Sweet Home Economic Development Group (SHEDG) membership voted 38-4 to allow its Board of Directors the power to change the organizations bylaws.

Most of the nearly 50 members voted by proxy at last week’s regular meeting held on April 21. Those present, the board and about six members voted in person.

Prior to the decision, SHEDG membership had to vote on any bylaw changes, and apparently, a majority of members were required to vote to achieve a quorum. Board directors cited the difficulty in achieving quorum at last month’s annual membership meeting as one of the reasons it needed to be able to alter bylaws.

With the approval for the board to change bylaws, “it is expected the board would then approve a comprehensive revision of the bylaws,” Director John Wittwer said. “The proposed revisions to the bylaws are not designed to substantially change how SHEDG does business, but there are numerous inconsistencies and ambiguities in the present bylaws that the proposed revisions would correct.

“The board previously concluded it would be difficult to consider such a comprehensive revision of the bylaws at a meeting of the members, so the board decided to propose one amendment to the bylaws to allow the board instead of the members to amend the bylaws.”

The board would welcome direct input from any interested SHEDG member as it considers the additional revisions to the bylaws, Wittwer said, and the bylaw change last week will require the board to provide 30 days notice before a meeting at which the board would repeal, amend or adopt new bylaws.

In effect, Wittwer said at the meeting, a proposal at one meeting could not be approved at the next month’s meeting, but rather in two months to meet the notification requirement. Because of when minutes are sent to members, it is a minimum of six weeks before the board could conceivable move on revisions, providing plenty of time for membership input if a proposal is controversial.

Notification allows members to ask the board why it is changing bylaws, President Ron Moore said. “It’s not that the board is hiding anything. It’s just housekeeping.”

With last week’s decision, the SHEDG board will consider the overall revisions to the bylaws at its June meeting.
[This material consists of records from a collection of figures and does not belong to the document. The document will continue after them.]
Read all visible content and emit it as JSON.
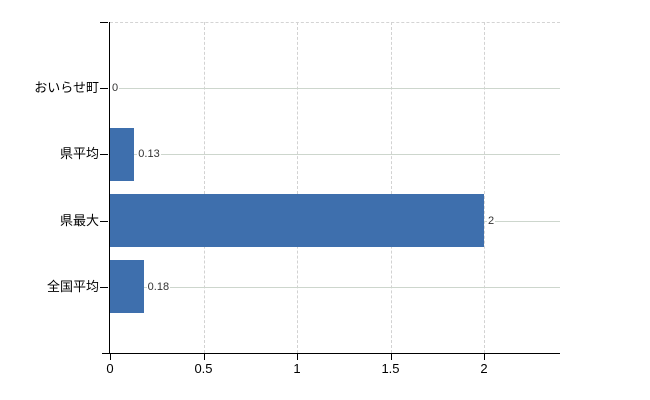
{
  "chart_data": {
    "type": "bar",
    "orientation": "horizontal",
    "title": "",
    "xlabel": "",
    "ylabel": "",
    "categories": [
      "おいらせ町",
      "県平均",
      "県最大",
      "全国平均"
    ],
    "values": [
      0,
      0.13,
      2,
      0.18
    ],
    "value_labels": [
      "0",
      "0.13",
      "2",
      "0.18"
    ],
    "x_ticks": [
      0,
      0.5,
      1,
      1.5,
      2
    ],
    "x_tick_labels": [
      "0",
      "0.5",
      "1",
      "1.5",
      "2"
    ],
    "xlim": [
      0,
      2.41
    ],
    "grid": "on",
    "legend": "none",
    "bar_color": "#3e6fad"
  },
  "colors": {
    "background": "#ffffff",
    "bar": "#3e6fad",
    "axis": "#000000",
    "grid_horizontal": "#cdd6cd",
    "grid_vertical": "#d2d2d2",
    "grid_top_dashed": "#d4d4d4",
    "category_text": "#000000",
    "tick_text": "#000000",
    "value_text": "#333333"
  }
}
Among the changes are the following:

— Recitals and interpretive aids in articles two and three. The existing bylaws have no corresponding provisions.

— In Article Four, the statement of the corporate purpose in the existing bylaws does not reflect SHEDG’s mission statement.
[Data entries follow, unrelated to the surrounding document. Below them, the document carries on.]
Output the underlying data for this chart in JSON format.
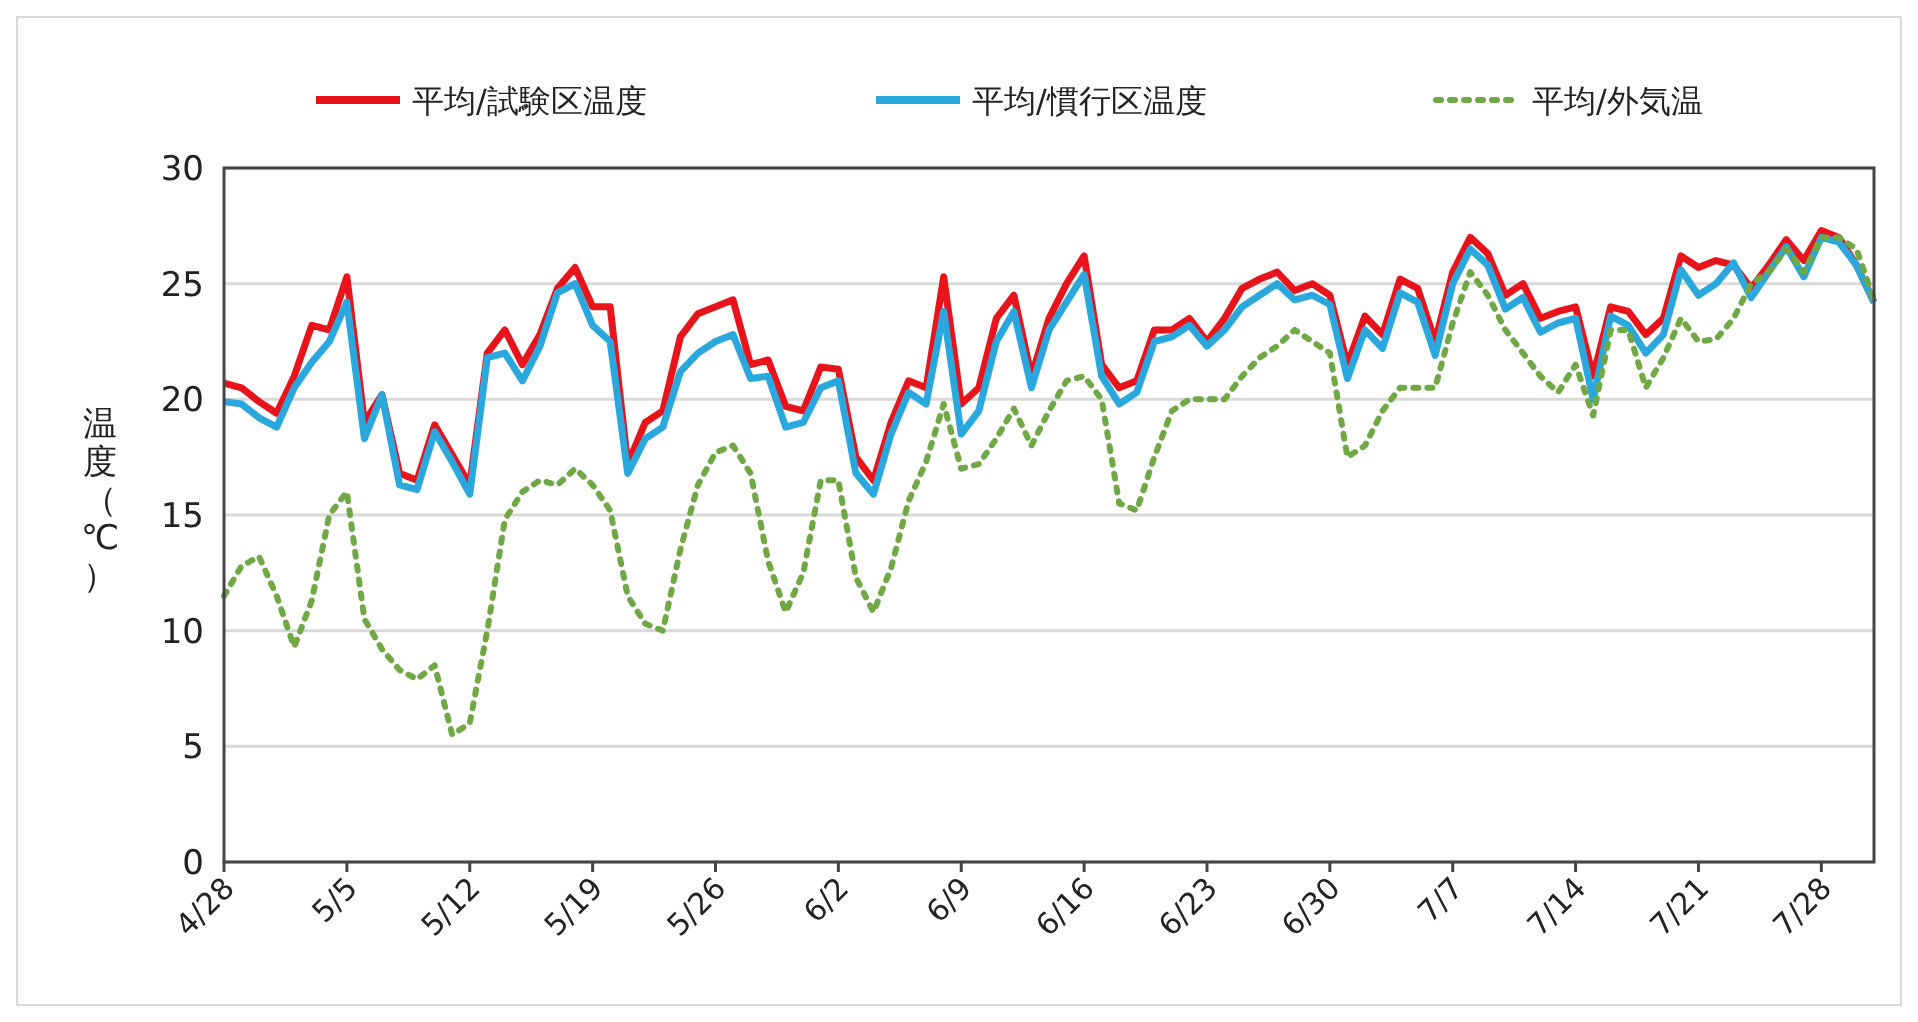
{
  "chart_data": {
    "type": "line",
    "ylabel": "温度（℃）",
    "legend": "top",
    "grid": "y",
    "marker": "none",
    "x": [
      "--04-28",
      "--04-29",
      "--04-30",
      "--05-01",
      "--05-02",
      "--05-03",
      "--05-04",
      "--05-05",
      "--05-06",
      "--05-07",
      "--05-08",
      "--05-09",
      "--05-10",
      "--05-11",
      "--05-12",
      "--05-13",
      "--05-14",
      "--05-15",
      "--05-16",
      "--05-17",
      "--05-18",
      "--05-19",
      "--05-20",
      "--05-21",
      "--05-22",
      "--05-23",
      "--05-24",
      "--05-25",
      "--05-26",
      "--05-27",
      "--05-28",
      "--05-29",
      "--05-30",
      "--05-31",
      "--06-01",
      "--06-02",
      "--06-03",
      "--06-04",
      "--06-05",
      "--06-06",
      "--06-07",
      "--06-08",
      "--06-09",
      "--06-10",
      "--06-11",
      "--06-12",
      "--06-13",
      "--06-14",
      "--06-15",
      "--06-16",
      "--06-17",
      "--06-18",
      "--06-19",
      "--06-20",
      "--06-21",
      "--06-22",
      "--06-23",
      "--06-24",
      "--06-25",
      "--06-26",
      "--06-27",
      "--06-28",
      "--06-29",
      "--06-30",
      "--07-01",
      "--07-02",
      "--07-03",
      "--07-04",
      "--07-05",
      "--07-06",
      "--07-07",
      "--07-08",
      "--07-09",
      "--07-10",
      "--07-11",
      "--07-12",
      "--07-13",
      "--07-14",
      "--07-15",
      "--07-16",
      "--07-17",
      "--07-18",
      "--07-19",
      "--07-20",
      "--07-21",
      "--07-22",
      "--07-23",
      "--07-24",
      "--07-25",
      "--07-26",
      "--07-27",
      "--07-28",
      "--07-29",
      "--07-30",
      "--07-31"
    ],
    "xlim": [
      "--04-28",
      "--07-31"
    ],
    "xticks": [
      {
        "value": "--04-28",
        "label": "4/28"
      },
      {
        "value": "--05-05",
        "label": "5/5"
      },
      {
        "value": "--05-12",
        "label": "5/12"
      },
      {
        "value": "--05-19",
        "label": "5/19"
      },
      {
        "value": "--05-26",
        "label": "5/26"
      },
      {
        "value": "--06-02",
        "label": "6/2"
      },
      {
        "value": "--06-09",
        "label": "6/9"
      },
      {
        "value": "--06-16",
        "label": "6/16"
      },
      {
        "value": "--06-23",
        "label": "6/23"
      },
      {
        "value": "--06-30",
        "label": "6/30"
      },
      {
        "value": "--07-07",
        "label": "7/7"
      },
      {
        "value": "--07-14",
        "label": "7/14"
      },
      {
        "value": "--07-21",
        "label": "7/21"
      },
      {
        "value": "--07-28",
        "label": "7/28"
      }
    ],
    "ylim": [
      0,
      30
    ],
    "yticks": [
      0,
      5,
      10,
      15,
      20,
      25,
      30
    ],
    "series": [
      {
        "name": "平均/試験区温度",
        "color": "#e8141c",
        "line_style": "solid",
        "values": [
          20.7,
          20.5,
          19.9,
          19.4,
          21.0,
          23.2,
          23.0,
          25.3,
          19.0,
          20.2,
          16.8,
          16.5,
          18.9,
          17.6,
          16.3,
          22.0,
          23.0,
          21.5,
          22.8,
          24.8,
          25.7,
          24.0,
          24.0,
          17.2,
          19.0,
          19.5,
          22.7,
          23.7,
          24.0,
          24.3,
          21.5,
          21.7,
          19.7,
          19.5,
          21.4,
          21.3,
          17.5,
          16.5,
          19.0,
          20.8,
          20.5,
          25.3,
          19.8,
          20.5,
          23.5,
          24.5,
          21.0,
          23.5,
          25.0,
          26.2,
          21.5,
          20.5,
          20.8,
          23.0,
          23.0,
          23.5,
          22.5,
          23.5,
          24.8,
          25.2,
          25.5,
          24.7,
          25.0,
          24.5,
          21.5,
          23.6,
          22.8,
          25.2,
          24.8,
          22.5,
          25.5,
          27.0,
          26.3,
          24.5,
          25.0,
          23.5,
          23.8,
          24.0,
          21.0,
          24.0,
          23.8,
          22.8,
          23.5,
          26.2,
          25.7,
          26.0,
          25.8,
          24.8,
          25.8,
          26.9,
          26.0,
          27.3,
          27.0,
          25.8,
          24.2
        ]
      },
      {
        "name": "平均/慣行区温度",
        "color": "#2aa7dc",
        "line_style": "solid",
        "values": [
          19.9,
          19.8,
          19.2,
          18.8,
          20.5,
          21.6,
          22.5,
          24.2,
          18.3,
          20.2,
          16.3,
          16.1,
          18.6,
          17.3,
          15.9,
          21.8,
          22.0,
          20.8,
          22.3,
          24.6,
          25.0,
          23.2,
          22.5,
          16.8,
          18.3,
          18.8,
          21.2,
          22.0,
          22.5,
          22.8,
          20.9,
          21.0,
          18.8,
          19.0,
          20.5,
          20.8,
          16.8,
          15.9,
          18.5,
          20.3,
          19.8,
          23.8,
          18.5,
          19.5,
          22.5,
          23.8,
          20.5,
          23.0,
          24.2,
          25.4,
          21.0,
          19.8,
          20.3,
          22.5,
          22.7,
          23.2,
          22.3,
          23.0,
          24.0,
          24.5,
          25.0,
          24.3,
          24.5,
          24.1,
          20.9,
          23.0,
          22.2,
          24.6,
          24.2,
          21.9,
          25.0,
          26.5,
          25.8,
          23.9,
          24.4,
          22.9,
          23.3,
          23.5,
          20.0,
          23.6,
          23.2,
          22.0,
          22.8,
          25.6,
          24.5,
          25.0,
          25.9,
          24.4,
          25.5,
          26.6,
          25.3,
          27.0,
          26.8,
          25.8,
          24.2
        ]
      },
      {
        "name": "平均/外気温",
        "color": "#70a845",
        "line_style": "dotted",
        "values": [
          11.5,
          12.8,
          13.2,
          11.5,
          9.3,
          11.3,
          15.0,
          16.0,
          10.5,
          9.2,
          8.3,
          7.9,
          8.5,
          5.5,
          6.0,
          10.0,
          14.8,
          16.0,
          16.5,
          16.3,
          17.0,
          16.3,
          15.2,
          11.5,
          10.3,
          10.0,
          13.5,
          16.3,
          17.7,
          18.0,
          16.8,
          13.0,
          10.8,
          12.5,
          16.5,
          16.5,
          12.3,
          10.8,
          12.7,
          15.6,
          17.3,
          19.8,
          17.0,
          17.2,
          18.3,
          19.6,
          18.0,
          19.5,
          20.8,
          21.0,
          20.0,
          15.5,
          15.2,
          17.5,
          19.5,
          20.0,
          20.0,
          20.0,
          21.0,
          21.8,
          22.3,
          23.0,
          22.5,
          22.0,
          17.5,
          18.0,
          19.5,
          20.5,
          20.5,
          20.5,
          23.3,
          25.5,
          24.5,
          23.0,
          22.0,
          21.0,
          20.3,
          21.5,
          19.3,
          23.0,
          23.0,
          20.5,
          21.8,
          23.5,
          22.5,
          22.6,
          23.5,
          25.0,
          25.5,
          26.5,
          25.5,
          27.0,
          27.0,
          26.5,
          24.3
        ]
      }
    ]
  }
}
— Changes in Article Six incorporate existing state law for various corporate meetings and functions.

— Article Seven clarifies status and qualifications of members and provides for termination of membership.

— Article Eight clarifies voting requirements, procedures for member action other than by vote at a meeting and changes quorum requirements.

— Article Nine separates provisions governing qualification and election of directors from provisions governing meeting of directors and from provisions governing committees.

— Article 10 covers board meetings and calling special meetings.

— Article 11 expands provisions governing committees to keep harmony with present practice.

— Article 12 changes limits on reelection and eliminates inclusion in bylaws of specific provisions for other than executive officers.

— Article 13 reorganizes provisions governing SHEDG’s involvement in political matters.

— Article 14 allows but does not require the use of Roberts Rules of Order, which are updated periodically by Roberts’ publisher without regard to SHEDG’s particular needs.

— Article 15 includes greater detail for dissolution of SHEDG and adds provisions for merger.

“Generally, the proposed revision eliminates as much as possible the use of the passive voice and instead states as much as possible who is responsible for taking action the bylaws require,” Wittwer said.